Northern California – A Firefighter and a bulldozer operator have been killed in raging NorCal fires which have destroyed nearly 45,000 acres and countless homes, with only 3% containment.
It was the second firefighting death in California in recent weeks. Braden Varney, a bulldozer operator with Cal Fire, died fighting the Ferguson fire near Yosemite.
Today, authorities announced another firefighter was killed battling the Redding blaze.

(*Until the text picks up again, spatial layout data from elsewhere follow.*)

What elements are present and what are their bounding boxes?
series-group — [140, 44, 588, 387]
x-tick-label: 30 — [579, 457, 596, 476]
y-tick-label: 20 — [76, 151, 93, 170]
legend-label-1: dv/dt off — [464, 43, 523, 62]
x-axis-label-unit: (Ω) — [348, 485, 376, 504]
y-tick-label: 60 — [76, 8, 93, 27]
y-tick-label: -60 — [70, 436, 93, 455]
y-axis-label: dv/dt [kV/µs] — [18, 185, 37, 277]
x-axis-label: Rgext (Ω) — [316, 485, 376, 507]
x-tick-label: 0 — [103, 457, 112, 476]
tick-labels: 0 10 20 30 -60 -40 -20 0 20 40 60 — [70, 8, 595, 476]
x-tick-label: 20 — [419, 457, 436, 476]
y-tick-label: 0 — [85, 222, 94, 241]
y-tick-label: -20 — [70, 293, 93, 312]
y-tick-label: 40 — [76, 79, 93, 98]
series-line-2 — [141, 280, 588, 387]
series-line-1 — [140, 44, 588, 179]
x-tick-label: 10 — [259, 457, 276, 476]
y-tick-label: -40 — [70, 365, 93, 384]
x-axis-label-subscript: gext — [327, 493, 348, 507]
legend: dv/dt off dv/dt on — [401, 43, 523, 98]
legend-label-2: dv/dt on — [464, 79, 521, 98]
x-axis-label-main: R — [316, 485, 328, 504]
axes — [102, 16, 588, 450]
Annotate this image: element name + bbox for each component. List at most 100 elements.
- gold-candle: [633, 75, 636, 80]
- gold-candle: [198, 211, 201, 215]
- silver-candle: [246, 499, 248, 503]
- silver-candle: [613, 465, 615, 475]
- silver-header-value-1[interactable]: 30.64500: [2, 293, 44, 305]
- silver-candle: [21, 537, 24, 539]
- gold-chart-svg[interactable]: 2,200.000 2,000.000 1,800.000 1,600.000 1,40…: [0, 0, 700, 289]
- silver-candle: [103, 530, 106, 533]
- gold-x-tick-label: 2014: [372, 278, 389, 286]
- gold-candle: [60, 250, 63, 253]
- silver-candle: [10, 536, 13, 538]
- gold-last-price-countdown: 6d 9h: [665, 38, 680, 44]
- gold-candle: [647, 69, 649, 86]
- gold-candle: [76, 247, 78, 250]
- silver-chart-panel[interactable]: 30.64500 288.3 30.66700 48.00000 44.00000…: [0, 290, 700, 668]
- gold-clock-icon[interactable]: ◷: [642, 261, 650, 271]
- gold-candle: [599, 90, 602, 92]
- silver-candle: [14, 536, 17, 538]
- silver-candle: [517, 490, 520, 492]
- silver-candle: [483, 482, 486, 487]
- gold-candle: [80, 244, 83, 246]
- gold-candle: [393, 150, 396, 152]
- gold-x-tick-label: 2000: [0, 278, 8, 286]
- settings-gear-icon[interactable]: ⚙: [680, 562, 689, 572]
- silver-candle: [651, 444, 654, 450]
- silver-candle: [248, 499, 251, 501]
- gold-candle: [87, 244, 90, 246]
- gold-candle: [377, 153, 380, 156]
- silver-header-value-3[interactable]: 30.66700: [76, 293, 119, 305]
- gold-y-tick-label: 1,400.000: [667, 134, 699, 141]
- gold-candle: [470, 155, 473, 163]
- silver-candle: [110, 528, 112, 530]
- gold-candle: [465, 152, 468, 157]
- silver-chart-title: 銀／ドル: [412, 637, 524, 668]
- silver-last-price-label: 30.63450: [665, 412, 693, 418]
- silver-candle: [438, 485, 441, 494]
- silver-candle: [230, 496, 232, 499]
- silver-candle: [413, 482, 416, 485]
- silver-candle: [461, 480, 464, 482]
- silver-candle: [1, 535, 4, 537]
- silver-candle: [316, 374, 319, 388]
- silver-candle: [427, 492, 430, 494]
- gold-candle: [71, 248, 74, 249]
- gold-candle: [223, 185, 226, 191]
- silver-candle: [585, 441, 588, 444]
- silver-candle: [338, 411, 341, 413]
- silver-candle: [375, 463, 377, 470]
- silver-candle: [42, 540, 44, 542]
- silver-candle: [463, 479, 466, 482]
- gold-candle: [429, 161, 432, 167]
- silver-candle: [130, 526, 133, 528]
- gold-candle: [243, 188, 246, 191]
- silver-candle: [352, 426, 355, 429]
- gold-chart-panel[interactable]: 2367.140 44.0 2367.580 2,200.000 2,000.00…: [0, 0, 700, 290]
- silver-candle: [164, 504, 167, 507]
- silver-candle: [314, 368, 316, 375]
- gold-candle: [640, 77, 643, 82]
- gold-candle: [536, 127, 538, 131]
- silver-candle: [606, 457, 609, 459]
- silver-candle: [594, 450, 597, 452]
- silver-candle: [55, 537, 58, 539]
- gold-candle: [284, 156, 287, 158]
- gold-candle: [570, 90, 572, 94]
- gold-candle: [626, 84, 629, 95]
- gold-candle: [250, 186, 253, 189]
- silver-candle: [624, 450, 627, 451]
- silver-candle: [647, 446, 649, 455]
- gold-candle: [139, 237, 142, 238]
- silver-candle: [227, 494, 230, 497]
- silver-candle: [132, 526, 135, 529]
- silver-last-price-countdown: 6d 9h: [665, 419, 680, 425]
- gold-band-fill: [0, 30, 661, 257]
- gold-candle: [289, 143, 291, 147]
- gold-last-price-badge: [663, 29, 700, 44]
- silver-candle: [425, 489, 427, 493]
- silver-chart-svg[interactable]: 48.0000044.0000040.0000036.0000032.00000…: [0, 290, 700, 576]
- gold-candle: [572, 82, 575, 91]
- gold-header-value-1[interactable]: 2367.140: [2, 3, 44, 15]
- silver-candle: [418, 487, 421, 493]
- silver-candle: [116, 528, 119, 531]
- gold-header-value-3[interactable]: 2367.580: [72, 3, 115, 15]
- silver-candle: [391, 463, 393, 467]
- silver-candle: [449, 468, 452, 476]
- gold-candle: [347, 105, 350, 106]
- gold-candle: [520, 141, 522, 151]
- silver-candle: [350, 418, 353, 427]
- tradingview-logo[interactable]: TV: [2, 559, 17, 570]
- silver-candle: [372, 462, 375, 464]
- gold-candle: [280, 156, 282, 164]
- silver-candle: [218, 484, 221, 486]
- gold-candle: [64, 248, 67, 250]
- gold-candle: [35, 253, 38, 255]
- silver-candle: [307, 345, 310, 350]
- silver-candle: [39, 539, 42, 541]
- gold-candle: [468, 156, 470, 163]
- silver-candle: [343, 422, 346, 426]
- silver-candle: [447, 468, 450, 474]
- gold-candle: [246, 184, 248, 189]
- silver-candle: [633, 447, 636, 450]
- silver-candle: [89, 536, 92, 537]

The LA Times reports that Rick Plummer, director of marketing for Dignity Health’s Mercy Medical Center in Redding, said he left the Carr fire command post about 11 p.m. Thursday and arrived home to find a wall of flames a half-mile away and closing in. He was told to pack up and leave and spent the night sleeping on an air mattress in his office, he said. It was the first time he’s experienced an evacuation order.
Plummer said doctors, nurses, and hospital administrators worked through the night even as they got word their own homes had burned.
A second night of dry, powerful winds pushed flames over the Sacramento River into western Redding and north toward the city of Shasta Lake.
Mercy Medical Center has spent the last day preparing to evacuate, Plummer said. Five babies in the neonatal intensive care unit were taken to hospitals in Davis and Sacramento as a precaution, and strike teams of ambulances are on standby.
As of Friday morning, the hospital was still open and treating patients. Several civilians and firefighters were treated for burns there Thursday night, Plummer said.
A local television station, KRCR News, cut off its live coverage so anchors and other employees could evacuate the studio.
Last fall, Northern California’s wine country was hit by the most destructive fires on record, destroying thousands of homes and killing dozens of residents. In December, the Thomas fire tore through Ventura and Santa Barbara counties, becoming the largest single fire in state history.
Officials said there was little firefighters could do as the Carr fire swept into Redding amid triple-digit temperatures and strong winds.